Newport v. Newport
219 Va. 48, 245 S.E.2d 134 (1978)
- Elswick and Flora were married. Elswick went off to fight in the war, and when he got back, instead of moving home to Virginia, he moved to Nevada and filed for divorce.
- The Nevada Court granted Elswick an ex parte divorce. The divorce decree only ended the marriage, it had no provision for spousal support (aka alimony), or anything else.
- Ex parte means that Flora wasn’t involved or made an appearance in Nevada.
- Flora went to a Virginia Court and asked for spousal support. In response Elswick argued that Flora was not eligible for anything that wasn’t in the Nevada divorce decree.
- Elswick basically said that since the divorce was final and done with, there was no legal relationship that Virginia could be awarded spousal support for.
- The Trial Court awarded spousal support to Flora. Elswick appealed.
- The Trial Court found that they had to give full faith and credit to the Nevada divorce decree.
- However, the Court found that Nevada did not have jurisdiction to adjudicate spousal support. That was a question that Virginia could adjudicate separately.
- The Virginia Supreme Court affirmed.
- The Virginia Supreme Court found that Nevada never had personal jurisdiction (aka in personam) over Flora, therefore they cannot rule on anything that requires in personam jurisdiction.
- The Court found that Nevada did have property jurisdiction (aka in rem) over the marriage, so they did have jurisdiction to issue the divorce decree.
- This case helped to define the concept of the divisible divorce. That means that the divorce decree of one State is effective throughout the US insofar as it affects marital status, but it is ineffective on other issues such as child support, child custody, or spousal support.

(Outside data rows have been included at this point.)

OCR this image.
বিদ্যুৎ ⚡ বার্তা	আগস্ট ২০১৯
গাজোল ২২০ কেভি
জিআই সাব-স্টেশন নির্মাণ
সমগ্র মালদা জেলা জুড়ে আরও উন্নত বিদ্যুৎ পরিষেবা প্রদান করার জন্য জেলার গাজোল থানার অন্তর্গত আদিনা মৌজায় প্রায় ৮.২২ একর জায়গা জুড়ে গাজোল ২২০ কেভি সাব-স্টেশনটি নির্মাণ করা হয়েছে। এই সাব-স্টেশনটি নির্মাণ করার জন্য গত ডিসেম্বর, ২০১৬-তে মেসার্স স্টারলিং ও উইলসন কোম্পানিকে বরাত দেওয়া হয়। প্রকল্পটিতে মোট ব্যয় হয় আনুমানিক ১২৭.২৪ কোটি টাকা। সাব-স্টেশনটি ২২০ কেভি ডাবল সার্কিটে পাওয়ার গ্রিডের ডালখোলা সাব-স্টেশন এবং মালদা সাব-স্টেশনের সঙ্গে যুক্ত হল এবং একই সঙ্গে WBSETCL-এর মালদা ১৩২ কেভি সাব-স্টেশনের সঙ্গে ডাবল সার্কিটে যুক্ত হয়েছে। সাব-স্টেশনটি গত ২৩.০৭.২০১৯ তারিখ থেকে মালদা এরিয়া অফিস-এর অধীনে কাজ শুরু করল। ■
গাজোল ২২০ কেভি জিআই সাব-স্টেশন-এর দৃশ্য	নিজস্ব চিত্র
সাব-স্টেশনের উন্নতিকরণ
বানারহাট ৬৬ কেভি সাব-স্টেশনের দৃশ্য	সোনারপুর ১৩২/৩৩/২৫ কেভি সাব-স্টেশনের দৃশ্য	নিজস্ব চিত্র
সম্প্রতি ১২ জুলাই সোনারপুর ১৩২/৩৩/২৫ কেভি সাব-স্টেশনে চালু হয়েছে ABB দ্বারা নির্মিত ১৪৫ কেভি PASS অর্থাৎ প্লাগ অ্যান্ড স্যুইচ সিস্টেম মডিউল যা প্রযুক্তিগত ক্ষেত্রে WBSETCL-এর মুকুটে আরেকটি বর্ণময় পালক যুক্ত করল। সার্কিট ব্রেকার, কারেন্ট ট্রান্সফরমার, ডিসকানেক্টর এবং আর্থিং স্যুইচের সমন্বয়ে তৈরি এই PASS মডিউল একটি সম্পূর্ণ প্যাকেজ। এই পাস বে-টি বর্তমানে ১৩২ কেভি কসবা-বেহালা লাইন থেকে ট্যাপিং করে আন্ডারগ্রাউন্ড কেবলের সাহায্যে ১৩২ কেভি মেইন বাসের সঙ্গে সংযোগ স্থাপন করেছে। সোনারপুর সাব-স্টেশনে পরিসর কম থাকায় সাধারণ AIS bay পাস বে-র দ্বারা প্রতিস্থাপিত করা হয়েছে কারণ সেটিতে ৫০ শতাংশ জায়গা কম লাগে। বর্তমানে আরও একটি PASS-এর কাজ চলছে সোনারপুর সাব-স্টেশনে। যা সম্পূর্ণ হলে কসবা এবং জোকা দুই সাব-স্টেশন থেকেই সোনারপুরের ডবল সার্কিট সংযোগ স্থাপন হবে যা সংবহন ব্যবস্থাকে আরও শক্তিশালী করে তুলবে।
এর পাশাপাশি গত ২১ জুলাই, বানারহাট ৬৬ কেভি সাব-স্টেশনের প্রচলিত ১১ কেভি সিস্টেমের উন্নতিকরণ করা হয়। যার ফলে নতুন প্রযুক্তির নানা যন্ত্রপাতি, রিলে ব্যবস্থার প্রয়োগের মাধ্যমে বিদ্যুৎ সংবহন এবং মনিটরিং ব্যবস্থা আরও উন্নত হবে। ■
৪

- The basic difference is that a marriage is kind of like ‘property’ that travels with the spouses. So when a person gets a divorce in Nevada, Nevada has in rem jurisdiction because the spouse’s property is in Nevada.
- However, spousal support et. al. requires in personam jurisdiction, and if the spouse doesn’t travel to Nevada, Nevada does not have jurisdiction.
- Note though that if you travel to Nevada to contest the divorce, that gives Nevada in personam jurisdiction to adjudicate all the settlement issues!
- The only exceptions are if the issue has already litigated the issue in a State, you can’t go to another State to relitigate (aka estoppel), or if you waited too long (aka laches).